There are a lot of ways to eat. I change my mind frequently about what works best for me, more meat and less carbs or mostly vegetarian with lots of beans, lentils and whole grains, etc.
But this weekend, as I was still recovering from being sick and laying in bed, I realized a few things while watching the documentary “Forks Over Knives.”
No matter what kind of food philosophy I’m following, the focus should always be on whole, unprocessed foods. There are a few pieces of advice I’ve really taken to heart when it comes to my food shopping and eating habits and one of them is “shop the perimeter of the store.” This is where the freshest food is, and the food that I want to be eating. Before, I use to peruse up and down every isle. Now I will venture into the middle of the grocery store only if it’s for something specific, like coffee or canned tomatoes (which apparently I shouldn’t be eating either) so I don’t get sucked in by advertising and processed food.
The other thing I realized during this documentary is that I don’t miss not thinking about my food, which I did for a while. My healthy living journey has taken me from someone who never cared about what they ate to someone who carefully plans every single food choice. There have definitely been days where I wished I could go back to being a person who didn’t analyze everything on my plate, but this weekend I realized I no longer felt that way. Somewhere along my path, my sometimes-desire to return to a state of unknowing about nutrition disappeared. This doesn’t mean that I always eat perfectly, but it definitely increases the likelihood of making good choices.
I also really like like Michael Pollan’s line from this NYT article he wrote: “Eat food. Not too much. Mostly Plants.” In the article he makes the argument for a diet rich in real food (i.e. food your great grandmother would recognize), stopping eating before you are full and choosing foods that are plant based.
The power of food continues to amaze me. I was stunned when I watched “Fat, Sick and Nearly Dead” about how juicing has transformed people’s lives.
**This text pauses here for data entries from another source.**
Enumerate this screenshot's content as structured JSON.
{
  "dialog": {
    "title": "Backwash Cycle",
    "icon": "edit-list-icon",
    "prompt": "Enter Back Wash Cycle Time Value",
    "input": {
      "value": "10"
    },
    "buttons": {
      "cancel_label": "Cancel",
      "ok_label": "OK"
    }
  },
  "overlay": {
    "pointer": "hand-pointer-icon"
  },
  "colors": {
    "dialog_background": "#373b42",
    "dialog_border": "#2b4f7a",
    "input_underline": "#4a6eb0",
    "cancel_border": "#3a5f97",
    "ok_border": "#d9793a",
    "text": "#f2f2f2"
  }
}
And for a documentary that will make you think about how much food is wasted, I definitely recommend “Dive.” It follows a family (and a culture of people) whose meals are mainly salvaged from dumpsters. Unlike “Fat, Sick and Nearly Dead,” the documentary didn’t make me want to go out and dumpster dive, but it did make me think about possibly volunteering or donating to one of the food shelters around here.
With so much diet propaganda circulating in our culture, figuring out the right way to eat can be seriously overwhelming. But like most tough problems, the right answer is usually the simplest. Eat real, whole foods. It’s hard to go wrong with this philosophy.
I would love to know your thoughts! I know there are a lot of other documentaries out there that talk about food and I’m slowly making my way through all of them. On my short list are “King Corn” and “Food, Inc.”
What has changed or influenced the way you think about food?